Training Tomorrow’s Quantum Workforce
Each QTAP cohort runs for about nine months, combining online education with practical experimentation on ORCA Computing’s photonic quantum computers. Participants develop algorithms using Python and Jupyter notebooks before testing their code on ORCA’s PT-1 and PT-2 devices.
“We were looking to upskill people from nothing,” Ceely said. “We had training courses from Q-CTRL’s Black Opal and provided specific training on how to use the application. We wanted participants to go from very little quantum knowledge to actually using a quantum computer.”
He added: “If you want adoption, you can’t just build machines; you have to build understanding.”
By the end of each cohort, participants presented their quantum use cases to peers, academics, and government representatives — helping to expand the UK’s emerging quantum ecosystem.
“You can actually see the change in how people talk about quantum after these courses,” he said. “They go from curiosity to real, actionable insight.”
A Catalyst for Industry Collaboration
QTAP is designed not only to upskill professionals but also to connect UK companies with hardware and software providers. Partners such as Riverlane support the programme’s “fault-tolerant” stream, investigating algorithms like the Quantum Singular Value Transformation, which are vital for future large-scale quantum systems.

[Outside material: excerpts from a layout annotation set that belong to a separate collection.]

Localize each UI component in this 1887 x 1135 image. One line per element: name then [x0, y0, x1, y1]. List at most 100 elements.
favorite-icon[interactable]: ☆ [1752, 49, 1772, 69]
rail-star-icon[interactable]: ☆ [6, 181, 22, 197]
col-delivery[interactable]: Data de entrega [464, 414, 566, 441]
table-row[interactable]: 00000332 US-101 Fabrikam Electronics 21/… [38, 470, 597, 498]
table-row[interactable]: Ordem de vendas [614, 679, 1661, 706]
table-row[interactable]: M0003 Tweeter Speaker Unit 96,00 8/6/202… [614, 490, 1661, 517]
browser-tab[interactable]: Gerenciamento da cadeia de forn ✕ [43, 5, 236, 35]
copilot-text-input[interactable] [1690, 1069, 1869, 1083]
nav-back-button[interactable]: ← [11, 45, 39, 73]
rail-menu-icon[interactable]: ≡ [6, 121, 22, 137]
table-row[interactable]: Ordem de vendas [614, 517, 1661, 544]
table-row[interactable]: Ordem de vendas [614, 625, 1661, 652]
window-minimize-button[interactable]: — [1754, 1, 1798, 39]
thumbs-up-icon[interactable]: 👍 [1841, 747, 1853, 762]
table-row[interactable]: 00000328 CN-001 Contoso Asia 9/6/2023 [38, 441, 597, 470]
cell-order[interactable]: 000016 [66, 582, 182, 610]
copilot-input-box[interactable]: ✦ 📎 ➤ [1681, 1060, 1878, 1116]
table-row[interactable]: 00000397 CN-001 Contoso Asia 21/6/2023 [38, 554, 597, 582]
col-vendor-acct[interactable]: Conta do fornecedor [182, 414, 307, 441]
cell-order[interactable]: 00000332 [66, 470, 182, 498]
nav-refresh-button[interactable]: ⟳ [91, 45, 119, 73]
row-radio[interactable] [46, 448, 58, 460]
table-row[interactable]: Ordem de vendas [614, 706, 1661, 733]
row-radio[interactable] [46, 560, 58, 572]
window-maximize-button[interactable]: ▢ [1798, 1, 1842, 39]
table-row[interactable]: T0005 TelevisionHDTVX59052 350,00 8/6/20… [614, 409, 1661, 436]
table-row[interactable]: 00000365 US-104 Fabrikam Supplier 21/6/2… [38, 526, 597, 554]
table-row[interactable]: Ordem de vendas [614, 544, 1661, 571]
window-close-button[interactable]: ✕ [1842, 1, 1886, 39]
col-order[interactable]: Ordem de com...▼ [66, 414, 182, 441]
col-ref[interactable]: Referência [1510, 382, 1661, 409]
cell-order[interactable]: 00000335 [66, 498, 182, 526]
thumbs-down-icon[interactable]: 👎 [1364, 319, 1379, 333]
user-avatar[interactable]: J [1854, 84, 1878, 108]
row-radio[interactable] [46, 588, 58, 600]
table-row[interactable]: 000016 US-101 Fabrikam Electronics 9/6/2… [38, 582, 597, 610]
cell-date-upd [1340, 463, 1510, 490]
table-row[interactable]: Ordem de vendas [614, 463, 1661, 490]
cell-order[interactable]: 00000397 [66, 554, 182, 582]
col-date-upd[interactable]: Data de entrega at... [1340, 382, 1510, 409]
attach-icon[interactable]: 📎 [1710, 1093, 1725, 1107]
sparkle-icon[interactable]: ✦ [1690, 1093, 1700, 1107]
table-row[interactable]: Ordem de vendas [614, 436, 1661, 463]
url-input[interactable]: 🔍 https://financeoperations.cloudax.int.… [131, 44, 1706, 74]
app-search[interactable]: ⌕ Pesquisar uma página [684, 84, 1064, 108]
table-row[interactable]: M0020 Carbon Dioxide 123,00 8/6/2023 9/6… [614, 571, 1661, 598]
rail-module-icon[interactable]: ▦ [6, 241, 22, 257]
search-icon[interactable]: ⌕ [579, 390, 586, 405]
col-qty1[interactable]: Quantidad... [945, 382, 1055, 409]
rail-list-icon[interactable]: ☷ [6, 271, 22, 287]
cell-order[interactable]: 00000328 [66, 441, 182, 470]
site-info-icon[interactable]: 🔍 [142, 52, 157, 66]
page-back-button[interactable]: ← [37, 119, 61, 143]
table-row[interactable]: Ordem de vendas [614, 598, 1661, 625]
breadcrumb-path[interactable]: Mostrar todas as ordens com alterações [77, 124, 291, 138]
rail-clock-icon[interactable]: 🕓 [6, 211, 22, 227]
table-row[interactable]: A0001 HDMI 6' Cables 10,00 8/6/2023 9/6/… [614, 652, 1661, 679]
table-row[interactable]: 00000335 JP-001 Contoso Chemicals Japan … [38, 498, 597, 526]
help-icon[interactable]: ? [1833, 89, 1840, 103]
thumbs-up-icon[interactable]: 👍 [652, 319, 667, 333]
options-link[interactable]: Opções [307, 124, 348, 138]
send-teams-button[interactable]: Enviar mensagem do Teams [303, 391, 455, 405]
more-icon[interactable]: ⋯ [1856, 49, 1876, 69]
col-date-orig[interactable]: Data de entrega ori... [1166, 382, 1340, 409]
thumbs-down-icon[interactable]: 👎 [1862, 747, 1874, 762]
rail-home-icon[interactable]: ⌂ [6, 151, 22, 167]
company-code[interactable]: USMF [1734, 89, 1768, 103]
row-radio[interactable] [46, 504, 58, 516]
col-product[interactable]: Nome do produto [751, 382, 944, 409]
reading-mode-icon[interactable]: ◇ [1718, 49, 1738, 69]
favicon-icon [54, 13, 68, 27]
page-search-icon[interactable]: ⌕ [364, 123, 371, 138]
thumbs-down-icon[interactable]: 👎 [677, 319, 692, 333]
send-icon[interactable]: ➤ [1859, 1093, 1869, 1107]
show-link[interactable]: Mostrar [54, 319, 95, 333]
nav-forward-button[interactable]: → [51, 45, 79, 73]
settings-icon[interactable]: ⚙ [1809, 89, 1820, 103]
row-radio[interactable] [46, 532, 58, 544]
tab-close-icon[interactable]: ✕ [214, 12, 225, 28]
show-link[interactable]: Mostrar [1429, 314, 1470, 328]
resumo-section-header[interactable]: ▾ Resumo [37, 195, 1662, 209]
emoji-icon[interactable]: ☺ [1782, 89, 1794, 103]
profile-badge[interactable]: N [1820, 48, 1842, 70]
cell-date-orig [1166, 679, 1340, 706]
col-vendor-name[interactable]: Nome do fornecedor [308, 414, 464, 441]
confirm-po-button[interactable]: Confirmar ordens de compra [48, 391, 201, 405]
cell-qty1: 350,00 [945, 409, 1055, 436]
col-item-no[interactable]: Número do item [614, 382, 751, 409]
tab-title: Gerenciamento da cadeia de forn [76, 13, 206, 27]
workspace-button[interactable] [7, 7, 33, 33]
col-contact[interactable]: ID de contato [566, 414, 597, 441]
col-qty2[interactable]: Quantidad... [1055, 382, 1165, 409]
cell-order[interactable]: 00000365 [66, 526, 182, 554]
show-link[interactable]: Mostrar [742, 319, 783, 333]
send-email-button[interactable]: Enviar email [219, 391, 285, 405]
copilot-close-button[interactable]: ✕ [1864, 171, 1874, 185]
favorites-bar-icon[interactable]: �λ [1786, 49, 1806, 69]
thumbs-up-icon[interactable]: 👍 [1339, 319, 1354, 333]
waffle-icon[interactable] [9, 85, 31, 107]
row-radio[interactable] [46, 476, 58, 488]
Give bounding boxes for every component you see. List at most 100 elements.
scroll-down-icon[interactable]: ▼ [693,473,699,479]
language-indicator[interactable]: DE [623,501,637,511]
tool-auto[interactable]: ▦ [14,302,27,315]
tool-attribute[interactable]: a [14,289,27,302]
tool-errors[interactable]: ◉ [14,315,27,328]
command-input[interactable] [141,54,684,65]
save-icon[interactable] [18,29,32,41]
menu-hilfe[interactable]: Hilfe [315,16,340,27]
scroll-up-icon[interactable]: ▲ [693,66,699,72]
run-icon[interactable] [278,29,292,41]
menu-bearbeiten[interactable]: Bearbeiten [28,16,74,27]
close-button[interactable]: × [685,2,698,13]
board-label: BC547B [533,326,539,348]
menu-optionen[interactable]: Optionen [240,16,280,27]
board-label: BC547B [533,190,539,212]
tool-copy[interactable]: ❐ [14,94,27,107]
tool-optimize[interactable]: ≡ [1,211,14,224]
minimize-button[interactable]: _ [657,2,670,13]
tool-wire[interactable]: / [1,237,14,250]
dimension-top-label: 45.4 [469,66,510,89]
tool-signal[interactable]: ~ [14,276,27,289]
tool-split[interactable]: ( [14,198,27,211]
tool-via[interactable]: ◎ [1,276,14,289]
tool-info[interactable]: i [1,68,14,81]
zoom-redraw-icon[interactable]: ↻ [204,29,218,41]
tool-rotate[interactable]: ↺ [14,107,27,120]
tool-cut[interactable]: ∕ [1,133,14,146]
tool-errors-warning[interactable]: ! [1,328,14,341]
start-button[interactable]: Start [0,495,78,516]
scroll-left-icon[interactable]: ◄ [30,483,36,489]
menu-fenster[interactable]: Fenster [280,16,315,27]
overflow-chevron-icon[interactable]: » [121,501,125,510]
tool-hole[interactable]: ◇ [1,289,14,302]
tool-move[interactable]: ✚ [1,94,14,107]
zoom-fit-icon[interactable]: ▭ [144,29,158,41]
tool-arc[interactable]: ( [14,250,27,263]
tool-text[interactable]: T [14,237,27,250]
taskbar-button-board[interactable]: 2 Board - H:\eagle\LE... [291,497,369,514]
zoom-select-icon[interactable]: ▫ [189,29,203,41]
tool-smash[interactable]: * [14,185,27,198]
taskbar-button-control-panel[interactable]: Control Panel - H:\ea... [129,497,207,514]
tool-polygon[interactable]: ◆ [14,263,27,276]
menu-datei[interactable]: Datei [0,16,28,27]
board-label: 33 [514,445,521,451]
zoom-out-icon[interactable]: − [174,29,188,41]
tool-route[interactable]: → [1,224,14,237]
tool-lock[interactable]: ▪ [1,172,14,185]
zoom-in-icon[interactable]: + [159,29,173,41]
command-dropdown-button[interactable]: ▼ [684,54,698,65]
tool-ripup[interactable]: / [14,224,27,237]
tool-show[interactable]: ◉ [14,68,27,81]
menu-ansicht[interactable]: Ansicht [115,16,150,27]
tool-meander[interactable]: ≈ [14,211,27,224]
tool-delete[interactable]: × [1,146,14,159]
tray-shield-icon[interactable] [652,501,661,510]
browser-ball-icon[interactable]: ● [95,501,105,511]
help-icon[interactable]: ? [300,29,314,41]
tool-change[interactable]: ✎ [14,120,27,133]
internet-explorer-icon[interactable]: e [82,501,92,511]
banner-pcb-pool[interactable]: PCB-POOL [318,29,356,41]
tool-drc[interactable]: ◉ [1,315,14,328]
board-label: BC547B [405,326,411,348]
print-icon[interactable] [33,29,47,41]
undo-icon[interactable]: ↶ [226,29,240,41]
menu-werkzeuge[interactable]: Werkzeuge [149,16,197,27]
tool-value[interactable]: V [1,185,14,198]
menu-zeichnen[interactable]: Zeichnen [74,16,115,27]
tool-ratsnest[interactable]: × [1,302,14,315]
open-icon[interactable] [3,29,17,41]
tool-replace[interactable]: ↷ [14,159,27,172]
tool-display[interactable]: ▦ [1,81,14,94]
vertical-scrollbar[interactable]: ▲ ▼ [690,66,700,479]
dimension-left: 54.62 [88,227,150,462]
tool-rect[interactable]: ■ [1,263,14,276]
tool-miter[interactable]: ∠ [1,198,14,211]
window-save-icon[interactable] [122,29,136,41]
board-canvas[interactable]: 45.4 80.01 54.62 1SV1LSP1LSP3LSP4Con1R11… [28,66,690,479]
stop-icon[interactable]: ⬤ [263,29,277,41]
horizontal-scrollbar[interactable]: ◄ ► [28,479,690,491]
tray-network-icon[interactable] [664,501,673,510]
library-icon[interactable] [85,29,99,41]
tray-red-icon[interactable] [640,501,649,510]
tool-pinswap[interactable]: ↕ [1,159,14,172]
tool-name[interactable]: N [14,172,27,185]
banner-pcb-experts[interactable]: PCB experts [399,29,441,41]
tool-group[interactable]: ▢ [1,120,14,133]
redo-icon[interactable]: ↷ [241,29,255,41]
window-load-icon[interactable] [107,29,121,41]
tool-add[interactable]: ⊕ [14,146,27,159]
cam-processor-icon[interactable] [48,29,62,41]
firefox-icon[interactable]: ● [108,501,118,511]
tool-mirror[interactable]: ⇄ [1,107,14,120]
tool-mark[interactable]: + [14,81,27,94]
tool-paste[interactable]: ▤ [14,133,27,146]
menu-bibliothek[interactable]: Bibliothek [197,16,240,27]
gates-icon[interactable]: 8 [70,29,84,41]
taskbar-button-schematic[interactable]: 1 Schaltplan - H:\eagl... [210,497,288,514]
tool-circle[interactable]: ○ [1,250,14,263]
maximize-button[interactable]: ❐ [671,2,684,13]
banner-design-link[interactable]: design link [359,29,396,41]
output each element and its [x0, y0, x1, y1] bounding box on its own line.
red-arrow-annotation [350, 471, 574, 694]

Participants also receive guidance from Digital Catapult technologists and access to ORCA Computing’s software development kits to simulate their algorithms before running them on physical quantum hardware.
“If you take a technology that’s been developed in isolation in a lab and then introduce it to the real world, that’s probably when the magic happens,” Ceely said. “You get people asking questions that researchers never thought of — and that drives innovation.”
He said QTAP welcomes participants from across organisational levels — from C-suite executives and data scientists to R&D engineers — provided they have sufficient technical aptitude to engage in quantum simulations.
“This kind of programme isn’t about creating quantum physicists,” he said. “It’s about creating quantum-ready organisations — companies that know when and how to engage with quantum technology.”
Looking Ahead: The Third Cohort
With two successful rounds completed, Digital Catapult is now exploring possibilities for a third QTAP cohort, although timing will depend on securing new funding from Innovate UK.
“We’d need to get a funded project to do it,” Ceely said. “I think it was useful enough that we should try to do it again — I’m optimistic.”
He added that future rounds may engage industries such as pharmaceuticals and materials science, where quantum computing could accelerate discovery and design.
“It’d be interesting to understand the flow between use cases and hardware architectures,” he said. “Photonic systems are great, but it would be fascinating to see how other types — superconducting or trapped-ion systems — perform on the same problems.”
Ceely also noted international interest in the UK’s model.
“If we were thinking about this, can you do a bilateral Technology Access Programme? You probably could,” he said, referring to the recent UK-US technology prosperity agreement.
He suggested that such cooperation could lead to joint quantum access programmes pairing British hardware with international industrial use cases.
“Ideally, we would keep on going and trying this out more,” he said. “We’ve proved that hands-on experimentation works — now we want to scale it.”
By combining education, experimentation, and ecosystem-building, Digital Catapult’s QTAP ensures that when scalable quantum hardware arrives, the UK’s industries will be ready to harness its full potential.